A curated list of research in deep learning algorithms (especially on models). I also summarize classic papers and provide corresponding PyTorch implementations. Because they are pre-trained on large-scale labeled datasets (i.e., ImageNet and Microsoft COCO), I just provide implementation on inference.
There are three main architectures of recent deep learning models: 1) Convolutional Neural Networks (CNN); 2) Recurrent Neural Networks (RNN); and 3) Generative Adversarial Networks (GAN). I will introduce them at first and then describe corresponding applications (i.e., object detection using CNN). Besides, I also introduce an effective module named attention which is widely used in Natural Language Processing algorithms (i.e., BERT and Transformer).
Convolutional neural network (CNN, or ConvNet) is a class of deep neural network, most commonly applied to analyze visual imagery. They are also known as shift invariant or space invariant artificial neural networks (SIANN), based on the shared-weight architecture of the convolution kernels or filters that slide along input features and provide translation equivariant responses known as feature maps.[1]
- Image Classification (AlexNet, VGG, Inception and ResNet) [2]
- Object Detection (RCNN series, YOLOvx and SSD) [3]
- Semantic Segmentation (FCN, U-Net, PSPNet, Mask RCNN and DeepLab) [4, 5]
Recurrent neural network (RNN) is a class of artificial neural networks where connections between nodes form a directed graph along a temporal sequence. This allows it to exhibit temporal dynamic behavior. [6]
- Three classic modules to capture history (RNN, LSTM and GRU)
- Image Caption (One-to-Many)
- Sentiment Classification (Many-to-One)
- Machine Translation (Many-to-Many)
Generative adversarial network (GAN) is a class of machine learning frameworks designed by Ian Goodfellow and his colleagues in 2014. Two neural networks contest with each other in a game (in the form of a zero-sum game, where one agent's gain is another agent's loss). [7]
- Convolutional GAN (DCGAN, LapGAN, ResGAN, SRGAN and CycleGAN) [8]

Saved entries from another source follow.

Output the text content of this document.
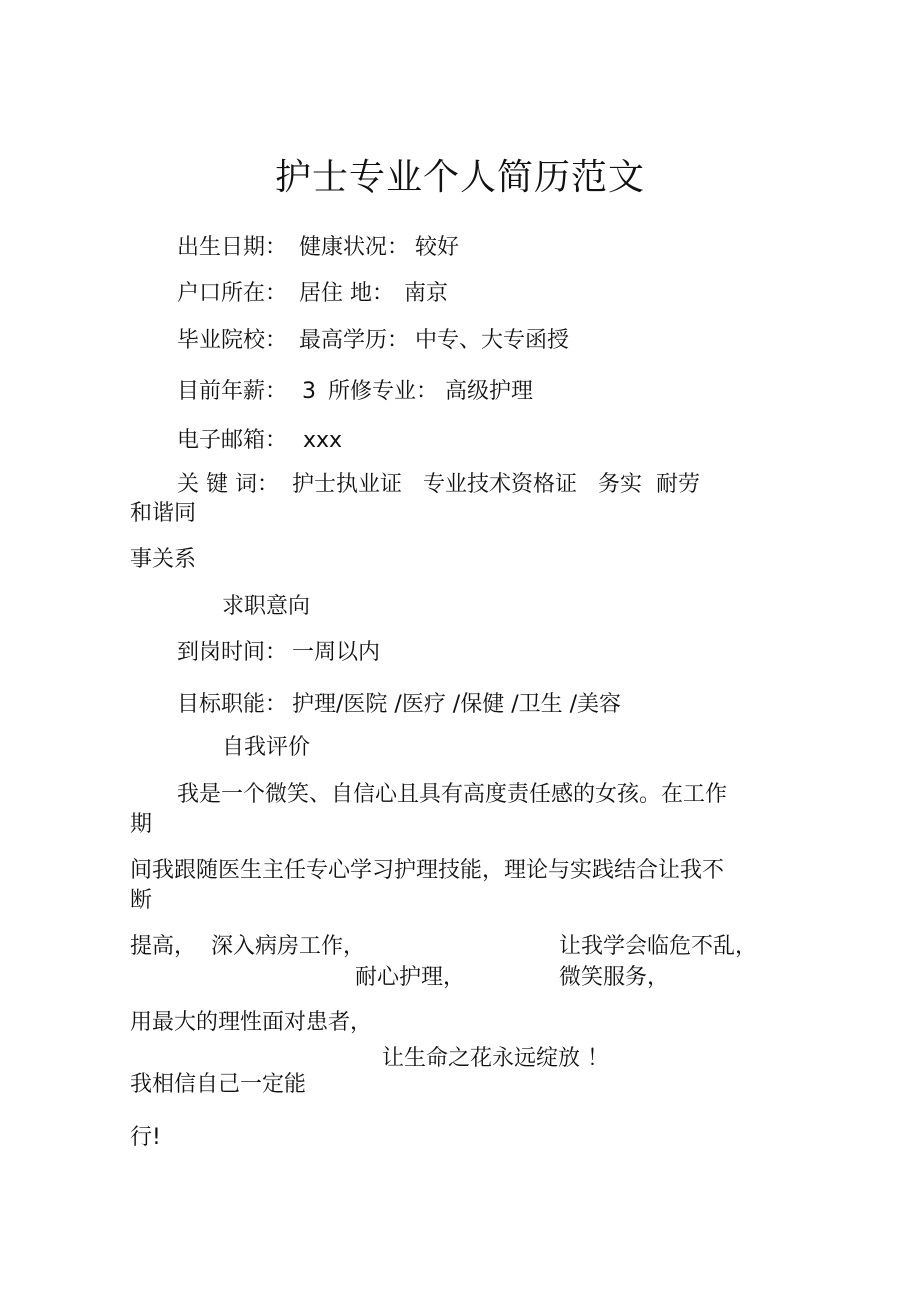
护士专业个人简历范文
出生日期： 健康状况： 较好
户口所在： 居住 地： 南京
毕业院校： 最高学历： 中专、大专函授
目前年薪： 3 所修专业： 高级护理
电子邮箱： xxx
关 键 词： 护士执业证 专业技术资格证 务实 耐劳
和谐同
事关系
求职意向
到岗时间： 一周以内
目标职能： 护理/医院 /医疗 /保健 /卫生 /美容
自我评价
我是一个微笑、自信心且具有高度责任感的女孩。在工作
期
间我跟随医生主任专心学习护理技能，理论与实践结合让我不
断
提高， 深入病房工作，	让我学会临危不乱，
耐心护理，	微笑服务，
用最大的理性面对患者，
让生命之花永远绽放 ！
我相信自己一定能
行!
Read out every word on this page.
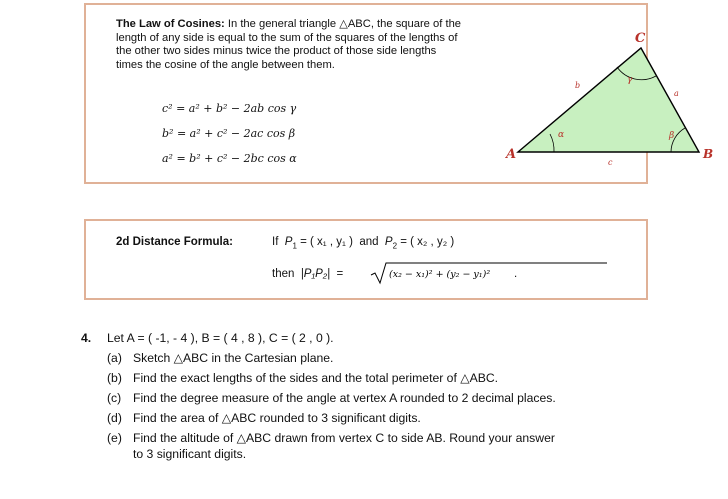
The Law of Cosines: In the general triangle △ABC, the square of the length of any side is equal to the sum of the squares of the lengths of the other two sides minus twice the product of those side lengths times the cosine of the angle between them.
c² = a² + b² − 2ab cos γ
b² = a² + c² − 2ac cos β
a² = b² + c² − 2bc cos α	A	B
C
a
b
c
α	β
γ
2d Distance Formula:	If $P_1$ = ( x₁ , y₁ ) and $P_2$ = ( x₂ , y₂ )
then |P₁P₂| =	(x₂ − x₁)² + (y₂ − y₁)² .
4. Let A = ( -1, - 4 ), B = ( 4 , 8 ), C = ( 2 , 0 ).
(a) Sketch △ABC in the Cartesian plane.
(b) Find the exact lengths of the sides and the total perimeter of △ABC.
(c) Find the degree measure of the angle at vertex A rounded to 2 decimal places.
(d) Find the area of △ABC rounded to 3 significant digits.
(e) Find the altitude of △ABC drawn from vertex C to side AB. Round your answer
to 3 significant digits.
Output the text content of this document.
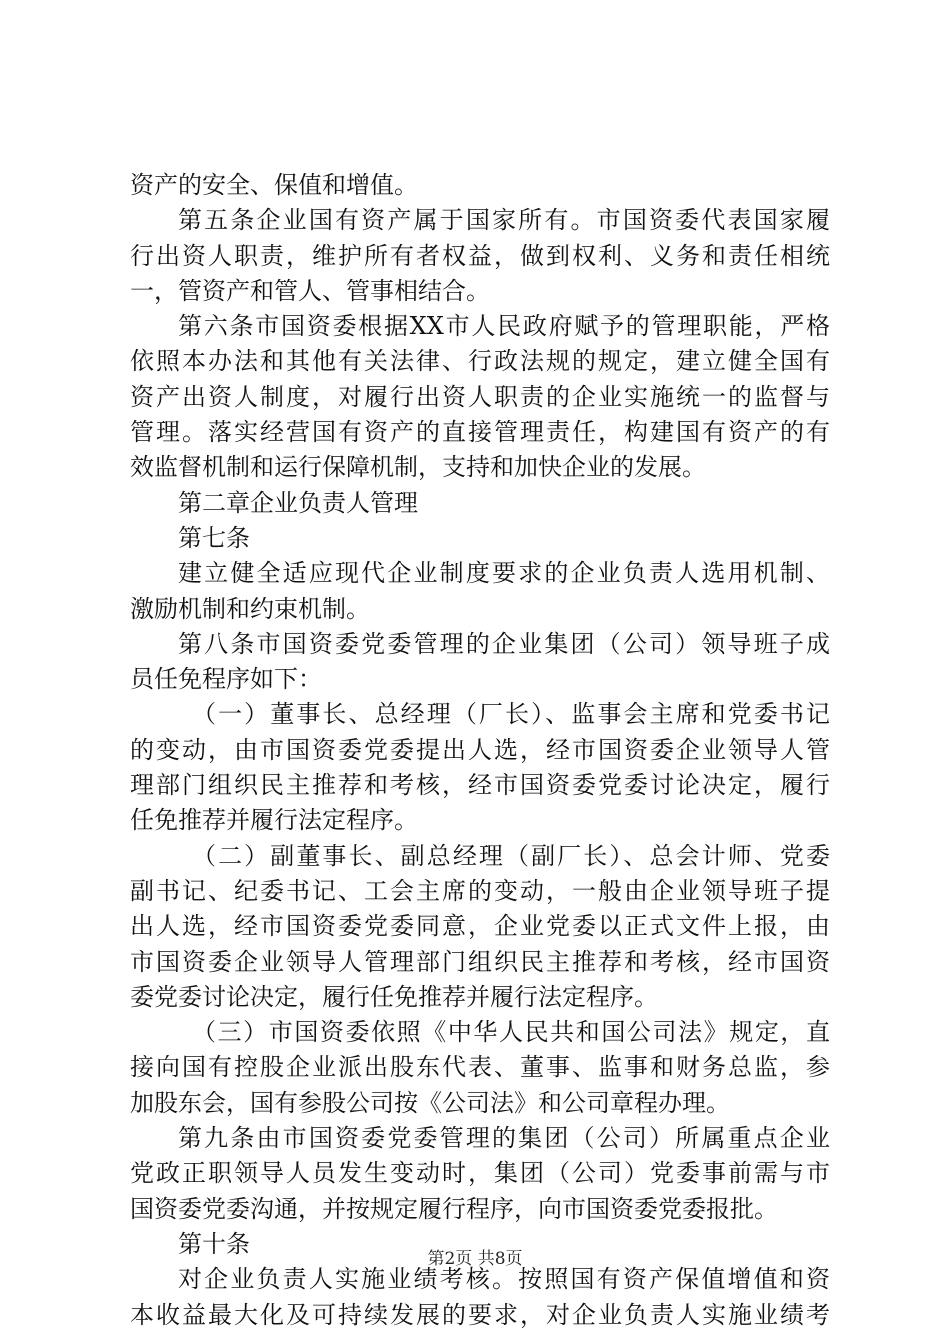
资产的安全、保值和增值。
第五条企业国有资产属于国家所有。市国资委代表国家履
行出资人职责，维护所有者权益，做到权利、义务和责任相统
一，管资产和管人、管事相结合。
第六条市国资委根据XX市人民政府赋予的管理职能，严格
依照本办法和其他有关法律、行政法规的规定，建立健全国有
资产出资人制度，对履行出资人职责的企业实施统一的监督与
管理。落实经营国有资产的直接管理责任，构建国有资产的有
效监督机制和运行保障机制，支持和加快企业的发展。
第二章企业负责人管理
第七条
建立健全适应现代企业制度要求的企业负责人选用机制、
激励机制和约束机制。
第八条市国资委党委管理的企业集团（公司）领导班子成
员任免程序如下：
（一）董事长、总经理（厂长）、监事会主席和党委书记
的变动，由市国资委党委提出人选，经市国资委企业领导人管
理部门组织民主推荐和考核，经市国资委党委讨论决定，履行
任免推荐并履行法定程序。
（二）副董事长、副总经理（副厂长）、总会计师、党委
副书记、纪委书记、工会主席的变动，一般由企业领导班子提
出人选，经市国资委党委同意，企业党委以正式文件上报，由
市国资委企业领导人管理部门组织民主推荐和考核，经市国资
委党委讨论决定，履行任免推荐并履行法定程序。
（三）市国资委依照《中华人民共和国公司法》规定，直
接向国有控股企业派出股东代表、董事、监事和财务总监，参
加股东会，国有参股公司按《公司法》和公司章程办理。
第九条由市国资委党委管理的集团（公司）所属重点企业
党政正职领导人员发生变动时，集团（公司）党委事前需与市
国资委党委沟通，并按规定履行程序，向市国资委党委报批。
第十条
对企业负责人实施业绩考核。按照国有资产保值增值和资
本收益最大化及可持续发展的要求，对企业负责人实施业绩考
第2页 共8页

- Conditional GAN (CGAN and InfoGAN) [8]
Attention is a technique that mimics cognitive attention. The effect enhances the important parts of the input data and fades out the rest -- the thought being that the network should devote more computing power on that small but important part of the data. Which part of the data is more important than others depends on the context and is learned through training data by gradient descent. [9, 10]
- (Wikipedia) Convolutional Neural Network.
- (PIEAS) A Survey of the Recent Architectures of Deep Convolutional Neural Networks. Artificial Intelligence Review, 2020.
- (Oulu, NUDT, USYD, CUHK and UWaterloo) Deep Learning for Generic Object Detection: A Survey. International Journal of Computer Vision, 2020 (IJCV).
- (Snapchat, UWaterloo, Qualcomm, UEX, UTD and UCLA) Image Segmentation Using Deep Learning: A Survey. IEEE Transactions on Pattern Analysis and Machine Intelligence, 2021 (PAMI).
- awesome-semantic-segmentation
- (Wikipedia) Recurrent neural network
- (Wikipedia) Generative adversarial network
- (NJUST and PIEAS) Recent Progress on Generative Adversarial Networks (GANs): A Survey. IEEE Access, 2019.
- (Wikipedia) Attention
- (Lilian's blog) Attention? Attention!